Два товарища | страница 20
Но опять мысль о войне вытеснила из его головы все другие мысли: «Разве это война? Прилетает самолет, перекрашенный под советский, стреляет в старую Федосью, в Борьку Познахирко, в девочку… Разбойники, вот они кто! Ладно, мы им покажем!» Костя выбрался из толпы и побежал домой.
Дома он увидел тетю Дашу и Епифана Кондратьевича Познахирко, которые несли на руках Федосью. Ее лицо было покрыто коричневым платком. Тетя Даша прошла мимо Кости, будто не заметила его, а может, и в самом деле не заметила. Она шла, как слепая, на ее лице горели красные пятна.
Федосью положили в кухне на ее деревянную кровать за печкой. Епифан Кондратьевич хотел что-то сказать, но не сказал, махнул рукой и вышел. Костя и тетя Даша остались одни.
События следовали одно за другим. По радио объявлена мобилизация и введено военное положение. Горсовет издал приказ о затемнении жилых домов и учреждений. Местный штаб противовоздушной обороны предложил рыть щели, укрытия, заготовлять песок и воду.
Весь маленький городишко был на ногах. Мальчики таскали в мешках и лукошках песок с берега, девушки наполняли бочки, кадки, ведра и прочую домашнюю посуду водой, мужчины рыли щели во дворах и закладывали отдушины в подвалах кирпичом и камнем, домохозяйки заклеивали стекла окон крест-накрест полосками бумаги.
Работы обнаружилось сразу столько, что Костя едва справлялся с ней. А ведь надо еще быть в курсе событий, знать, что случилось и что ожидается, наведаться к Борьке, у которого ногу раздуло бревном, повидать Славу, который весь день ходит как пришибленный.
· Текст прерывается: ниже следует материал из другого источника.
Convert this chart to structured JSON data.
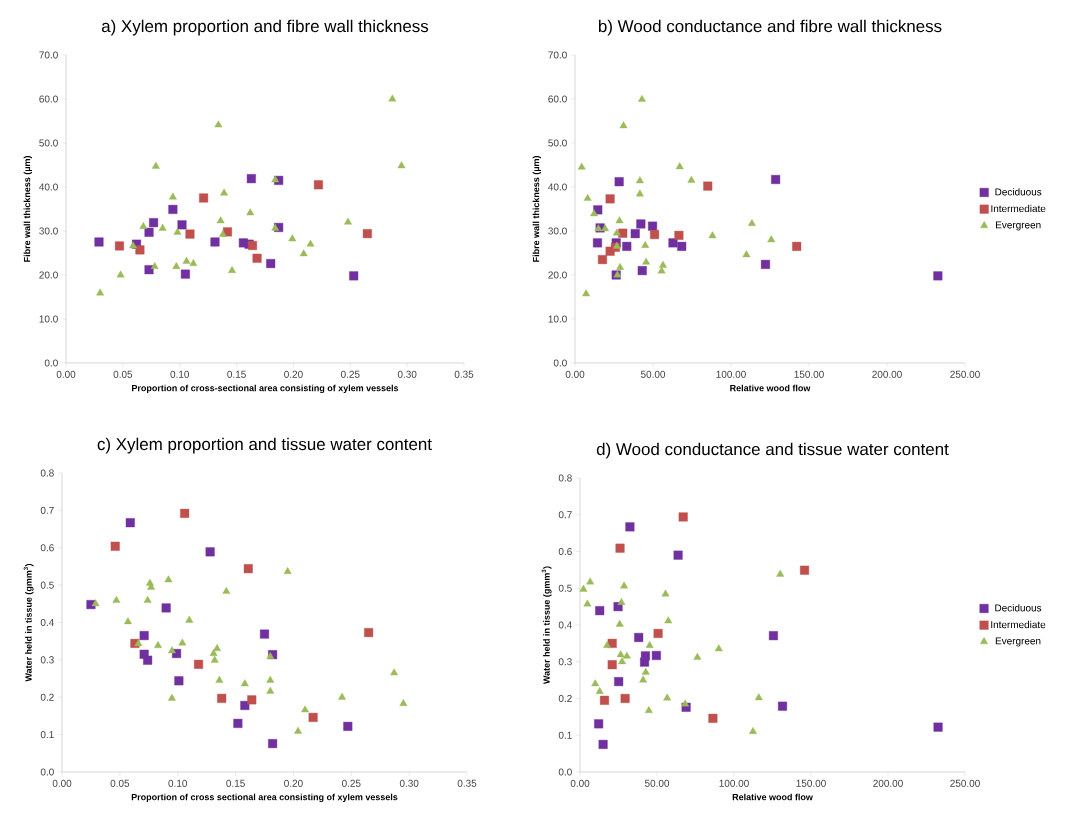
{
  "chart_data": [
    {
      "type": "scatter",
      "title": "a) Xylem proportion and fibre wall thickness",
      "xlabel": "Proportion of cross-sectional area consisting of xylem vessels",
      "ylabel": "Fibre wall thickness (µm)",
      "xlim": [
        0,
        0.35
      ],
      "ylim": [
        0,
        70
      ],
      "xticks": [
        {
          "value": 0,
          "label": "0.00"
        },
        {
          "value": 0.05,
          "label": "0.05"
        },
        {
          "value": 0.1,
          "label": "0.10"
        },
        {
          "value": 0.15,
          "label": "0.15"
        },
        {
          "value": 0.2,
          "label": "0.20"
        },
        {
          "value": 0.25,
          "label": "0.25"
        },
        {
          "value": 0.3,
          "label": "0.30"
        },
        {
          "value": 0.35,
          "label": "0.35"
        }
      ],
      "yticks": [
        {
          "value": 0,
          "label": "0.0"
        },
        {
          "value": 10,
          "label": "10.0"
        },
        {
          "value": 20,
          "label": "20.0"
        },
        {
          "value": 30,
          "label": "30.0"
        },
        {
          "value": 40,
          "label": "40.0"
        },
        {
          "value": 50,
          "label": "50.0"
        },
        {
          "value": 60,
          "label": "60.0"
        },
        {
          "value": 70,
          "label": "70.0"
        }
      ],
      "series": [
        {
          "color": "#7030a0",
          "marker": "square",
          "x": [
            0.029,
            0.062,
            0.073,
            0.077,
            0.073,
            0.094,
            0.102,
            0.105,
            0.131,
            0.156,
            0.163,
            0.161,
            0.18,
            0.187,
            0.187,
            0.253
          ],
          "values": [
            27.5,
            27.0,
            29.7,
            31.9,
            21.2,
            34.9,
            31.4,
            20.2,
            27.5,
            27.3,
            41.9,
            27.0,
            22.6,
            41.5,
            30.8,
            19.8
          ]
        },
        {
          "color": "#c0504d",
          "marker": "square",
          "x": [
            0.047,
            0.065,
            0.121,
            0.109,
            0.142,
            0.164,
            0.168,
            0.222,
            0.265
          ],
          "values": [
            26.6,
            25.7,
            37.5,
            29.3,
            29.8,
            26.7,
            23.8,
            40.5,
            29.4
          ]
        },
        {
          "color": "#9bbb59",
          "marker": "triangle",
          "x": [
            0.03,
            0.048,
            0.059,
            0.068,
            0.079,
            0.078,
            0.085,
            0.094,
            0.097,
            0.098,
            0.106,
            0.112,
            0.134,
            0.136,
            0.139,
            0.138,
            0.146,
            0.162,
            0.184,
            0.184,
            0.199,
            0.209,
            0.215,
            0.248,
            0.287,
            0.295
          ],
          "values": [
            15.9,
            20.0,
            26.6,
            31.0,
            44.7,
            21.9,
            30.6,
            37.7,
            21.9,
            29.7,
            23.1,
            22.6,
            54.1,
            32.3,
            38.6,
            29.2,
            21.0,
            34.1,
            41.6,
            30.6,
            28.2,
            24.8,
            27.0,
            32.0,
            60.0,
            44.8
          ]
        }
      ]
    },
    {
      "type": "scatter",
      "title": "b) Wood conductance and fibre wall thickness",
      "xlabel": "Relative wood flow",
      "ylabel": "Fibre wall thickness (µm)",
      "legend": "right",
      "xlim": [
        0,
        250
      ],
      "ylim": [
        0,
        70
      ],
      "xticks": [
        {
          "value": 0,
          "label": "0.00"
        },
        {
          "value": 50,
          "label": "50.00"
        },
        {
          "value": 100,
          "label": "100.00"
        },
        {
          "value": 150,
          "label": "150.00"
        },
        {
          "value": 200,
          "label": "200.00"
        },
        {
          "value": 250,
          "label": "250.00"
        }
      ],
      "yticks": [
        {
          "value": 0,
          "label": "0.0"
        },
        {
          "value": 10,
          "label": "10.0"
        },
        {
          "value": 20,
          "label": "20.0"
        },
        {
          "value": 30,
          "label": "30.0"
        },
        {
          "value": 40,
          "label": "40.0"
        },
        {
          "value": 50,
          "label": "50.0"
        },
        {
          "value": 60,
          "label": "60.0"
        },
        {
          "value": 70,
          "label": "70.0"
        }
      ],
      "series": [
        {
          "name": "Deciduous",
          "color": "#7030a0",
          "marker": "square",
          "x": [
            14.4,
            14.6,
            16.1,
            28.3,
            26.4,
            26.4,
            33.2,
            38.6,
            42.2,
            43.1,
            49.7,
            62.8,
            68.4,
            122.1,
            128.6,
            232.6
          ],
          "values": [
            27.3,
            34.8,
            30.7,
            41.2,
            20.0,
            27.3,
            26.5,
            29.4,
            31.6,
            21.0,
            31.1,
            27.3,
            26.5,
            22.4,
            41.7,
            19.8
          ]
        },
        {
          "name": "Intermediate",
          "color": "#c0504d",
          "marker": "square",
          "x": [
            17.6,
            22.5,
            22.5,
            25.9,
            30.6,
            51.0,
            66.6,
            85.1,
            142.1
          ],
          "values": [
            23.5,
            25.4,
            37.3,
            26.3,
            29.5,
            29.2,
            29.0,
            40.2,
            26.5
          ]
        },
        {
          "name": "Evergreen",
          "color": "#9bbb59",
          "marker": "triangle",
          "x": [
            4.3,
            7.1,
            8.1,
            12.2,
            15.0,
            19.3,
            26.8,
            26.8,
            27.2,
            28.9,
            28.5,
            31.1,
            42.9,
            41.6,
            41.6,
            45.0,
            45.6,
            55.5,
            56.4,
            67.1,
            74.6,
            88.1,
            109.9,
            113.4,
            125.8
          ],
          "values": [
            44.5,
            15.7,
            37.4,
            33.9,
            30.5,
            30.5,
            29.5,
            26.5,
            20.0,
            21.7,
            32.3,
            53.9,
            59.9,
            41.4,
            38.4,
            26.7,
            22.9,
            20.9,
            22.2,
            44.6,
            41.5,
            28.9,
            24.6,
            31.7,
            28.0
          ]
        }
      ]
    },
    {
      "type": "scatter",
      "title": "c) Xylem proportion and tissue water content",
      "xlabel": "Proportion of cross sectional area consisting of xylem vessels",
      "ylabel": "Water held in tissue (gmm$^{3}$)",
      "xlim": [
        0,
        0.35
      ],
      "ylim": [
        0,
        0.8
      ],
      "xticks": [
        {
          "value": 0,
          "label": "0.00"
        },
        {
          "value": 0.05,
          "label": "0.05"
        },
        {
          "value": 0.1,
          "label": "0.10"
        },
        {
          "value": 0.15,
          "label": "0.15"
        },
        {
          "value": 0.2,
          "label": "0.20"
        },
        {
          "value": 0.25,
          "label": "0.25"
        },
        {
          "value": 0.3,
          "label": "0.30"
        },
        {
          "value": 0.35,
          "label": "0.35"
        }
      ],
      "yticks": [
        {
          "value": 0,
          "label": "0.0"
        },
        {
          "value": 0.1,
          "label": "0.1"
        },
        {
          "value": 0.2,
          "label": "0.2"
        },
        {
          "value": 0.3,
          "label": "0.3"
        },
        {
          "value": 0.4,
          "label": "0.4"
        },
        {
          "value": 0.5,
          "label": "0.5"
        },
        {
          "value": 0.6,
          "label": "0.6"
        },
        {
          "value": 0.7,
          "label": "0.7"
        },
        {
          "value": 0.8,
          "label": "0.8"
        }
      ],
      "series": [
        {
          "color": "#7030a0",
          "marker": "square",
          "x": [
            0.025,
            0.059,
            0.071,
            0.071,
            0.074,
            0.09,
            0.099,
            0.101,
            0.128,
            0.152,
            0.158,
            0.175,
            0.182,
            0.182,
            0.247
          ],
          "values": [
            0.448,
            0.667,
            0.365,
            0.315,
            0.299,
            0.439,
            0.317,
            0.244,
            0.589,
            0.13,
            0.178,
            0.369,
            0.314,
            0.076,
            0.122
          ]
        },
        {
          "color": "#c0504d",
          "marker": "square",
          "x": [
            0.046,
            0.063,
            0.106,
            0.118,
            0.138,
            0.161,
            0.164,
            0.217,
            0.265
          ],
          "values": [
            0.604,
            0.344,
            0.692,
            0.288,
            0.197,
            0.544,
            0.193,
            0.146,
            0.373
          ]
        },
        {
          "color": "#9bbb59",
          "marker": "triangle",
          "x": [
            0.029,
            0.047,
            0.057,
            0.066,
            0.076,
            0.077,
            0.074,
            0.083,
            0.092,
            0.095,
            0.095,
            0.104,
            0.11,
            0.134,
            0.132,
            0.131,
            0.136,
            0.142,
            0.158,
            0.18,
            0.18,
            0.18,
            0.195,
            0.204,
            0.21,
            0.242,
            0.287,
            0.295
          ],
          "values": [
            0.45,
            0.459,
            0.402,
            0.343,
            0.505,
            0.494,
            0.459,
            0.338,
            0.514,
            0.324,
            0.197,
            0.345,
            0.406,
            0.33,
            0.299,
            0.317,
            0.245,
            0.483,
            0.236,
            0.309,
            0.245,
            0.216,
            0.536,
            0.109,
            0.166,
            0.2,
            0.265,
            0.183
          ]
        }
      ]
    },
    {
      "type": "scatter",
      "title": "d) Wood conductance and tissue water content",
      "xlabel": "Relative wood flow",
      "ylabel": "Water held in tissue (gmm$^{3}$)",
      "legend": "right",
      "xlim": [
        0,
        250
      ],
      "ylim": [
        0,
        0.8
      ],
      "xticks": [
        {
          "value": 0,
          "label": "0.00"
        },
        {
          "value": 50,
          "label": "50.00"
        },
        {
          "value": 100,
          "label": "100.00"
        },
        {
          "value": 150,
          "label": "150.00"
        },
        {
          "value": 200,
          "label": "200.00"
        },
        {
          "value": 250,
          "label": "250.00"
        }
      ],
      "yticks": [
        {
          "value": 0,
          "label": "0.0"
        },
        {
          "value": 0.1,
          "label": "0.1"
        },
        {
          "value": 0.2,
          "label": "0.2"
        },
        {
          "value": 0.3,
          "label": "0.3"
        },
        {
          "value": 0.4,
          "label": "0.4"
        },
        {
          "value": 0.5,
          "label": "0.5"
        },
        {
          "value": 0.6,
          "label": "0.6"
        },
        {
          "value": 0.7,
          "label": "0.7"
        },
        {
          "value": 0.8,
          "label": "0.8"
        }
      ],
      "series": [
        {
          "name": "Deciduous",
          "color": "#7030a0",
          "marker": "square",
          "x": [
            12.8,
            12.1,
            15.0,
            24.7,
            25.1,
            27.5,
            32.4,
            38.1,
            41.9,
            42.5,
            49.6,
            63.7,
            68.9,
            125.6,
            131.5,
            232.5
          ],
          "values": [
            0.439,
            0.131,
            0.075,
            0.45,
            0.246,
            null,
            0.667,
            0.366,
            0.299,
            0.316,
            0.317,
            0.59,
            0.176,
            0.371,
            0.179,
            0.122
          ]
        },
        {
          "name": "Intermediate",
          "color": "#c0504d",
          "marker": "square",
          "x": [
            15.9,
            20.9,
            20.9,
            26.0,
            29.3,
            50.7,
            67.0,
            86.3,
            145.8
          ],
          "values": [
            0.195,
            0.35,
            0.292,
            0.609,
            0.2,
            0.377,
            0.694,
            0.146,
            0.549
          ]
        },
        {
          "name": "Evergreen",
          "color": "#9bbb59",
          "marker": "triangle",
          "x": [
            2.2,
            6.6,
            4.8,
            9.9,
            12.8,
            17.6,
            25.8,
            26.9,
            28.6,
            26.4,
            27.3,
            30.4,
            41.0,
            42.7,
            45.2,
            44.7,
            55.5,
            56.6,
            57.3,
            68.3,
            76.2,
            90.1,
            112.3,
            116.1,
            130.0
          ],
          "values": [
            0.497,
            0.517,
            0.457,
            0.24,
            0.219,
            0.344,
            0.402,
            0.461,
            0.506,
            0.319,
            0.3,
            0.315,
            0.25,
            0.271,
            0.344,
            0.167,
            0.484,
            0.201,
            0.411,
            0.185,
            0.312,
            0.335,
            0.11,
            0.202,
            0.538
          ]
        }
      ]
    }
  ]
}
Костя даже накричал на него и обозвал «мокрой курицей». Знает ли он, что сказал Аносов? Все должны быть в строю. А он что делает? Уж не думает ли он держаться за маменькин подол или, чего доброго, прятаться вместе с девчонками в подвале? Костя, во всяком случае, не намерен прятаться.
Пока он помогал тете Даше заклеивать окна и делать светомаскировку, пока таскал песок и воду, в его беспокойной голове возник план, который он хотел предложить Славе и еще одному товарищу — Семе Шевелевичу. Но тут подъехали дроги гробовщика.
Дюжий толстый Данила Галаган, молдаванин, прежде арендовавший огороды за Казанкой, недавно сделался гробовщиком. Он слез с дрог, высморкался и спросил грубым голосом:
— Кого еще? Давай! — Будто за дровами приехал.
Тетя Даша успела вместе с соседками обмыть и переодеть Федосью. Ее положили в новенький гроб; Галаган наколотил гроб и отвез на кладбище. Костя и тетя Даша шли за гробом пешком. Люди останавливались, смотрели на них, старухи крестились и утирали глаза.